Я вполне мог бы сделать героем всех новелл одного человека, но зачем столько чудес на одну простую человеко-душу. А вот однажды в жизни человека чудо должно встретиться обязательно. Оно у каждого свое. У кого любовь, у кого работа, цветы или дети... Чудес не перечесть. Но чудо из чудес — это сама жизнь!
1. ЯНВАРЬ
Я стою на берегу. Вокруг туман, но я все знаю на память. Внизу есть лыжня. И она выведет меня в лес, а там видно будет, что делать...
Жить, вообще-то, интересно, хотя злые волшебники и стараются нам во всем навредить. То проливной дождь на нас напустят, то метель. Но в проливной дождь мы бегаем босиком по лужам и орем: «Дождик, дождик, перестань!..» А бабушка стоит в дверях и смешно приговаривает: «Куда вас, окаянных, понесло?» Она очень боится грома. А сейчас зима. Хорошо, что не метель. В метель приходится сидеть в избе.

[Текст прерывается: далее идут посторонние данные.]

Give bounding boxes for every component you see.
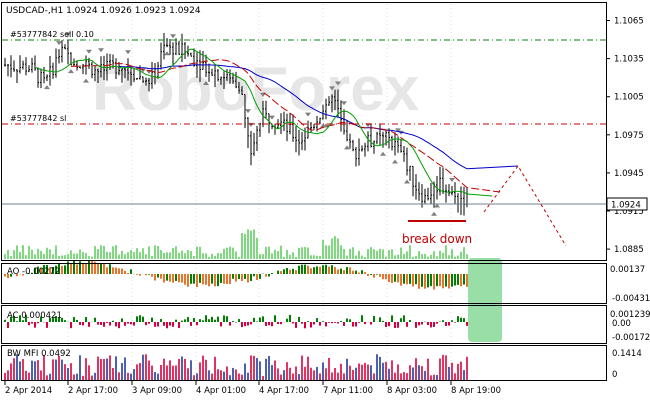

А изба у нас большая. Три кровати, лавка, три табуретки, стол, кадушка с водой, печка посредине. Дверь открывается сразу на улицу. Были и сени, но их в прошлую зиму сожгли. Плохо, что елку поставить некуда. Мы с сестрой, она еще совсем маленькая и не умеет даже читать, к Новому году делали игрушки из старых газет. Звездочки, цепочки... Звездочки мы слюнями приклеили к печке. Но когда бабушка растопила печь, звездочки упали. Тогда мы нашли им место на стене, на которой висит один черный круглый репродуктор. Там они и сейчас. А цепочки мы прикрепили к спинкам кроватей.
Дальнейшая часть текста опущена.